According to the company, the data also suggest that EB-003 shows a modest preference for β-arrestin signaling over Gq signaling when compared with serotonin, the receptor’s native ligand. Enveric said ongoing research is aimed at better understanding the mechanistic implications of this apparent bias, while noting that both pathways are activated at levels consistent with biological relevance.
The announcement also cited recently published independent academic research in Nature that used BRET assays and complementary methods to examine 5-HT₂A signaling. That study reported that Gi signaling downstream of the receptor was required for hallucinogenic effects in the experimental models evaluated, while Gq signaling mediated antidepressant- and anxiolytic-like benefits. The findings suggest that therapeutic effects and hallucinations may arise from distinct intracellular pathways.

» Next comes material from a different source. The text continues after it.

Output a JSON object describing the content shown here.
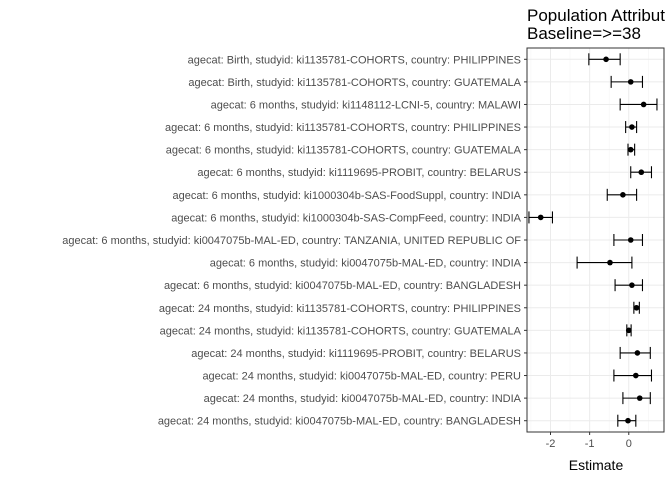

“Growing mechanistic clarity around 5-HT₂A signaling strengthens confidence in the scientific foundation of our platform,” said Joseph Tucker, Ph.D., CEO of Enveric Biosciences. “Our proprietary BRET assay data show that EB-003 engages signaling pathways that prior peer-reviewed studies have linked to antidepressant- and anxiolytic-like effects in preclinical models.”
Dr. Tucker added that the independent academic findings are consistent with Enveric’s strategy of designing non-hallucinogenic neuroplastogens intended to deliver therapeutic benefit without the safety, monitoring, and scalability challenges associated with psychedelic compounds. He said the company plans additional BRET testing of EB-003, including evaluation of Gi signaling, to further characterize its signaling profile.
EB-003 is being developed as a non-hallucinogenic neuroplastogen intended to support simplified treatment paradigms, including potential at-home administration. Enveric said it continues to advance the compound through IND-enabling studies.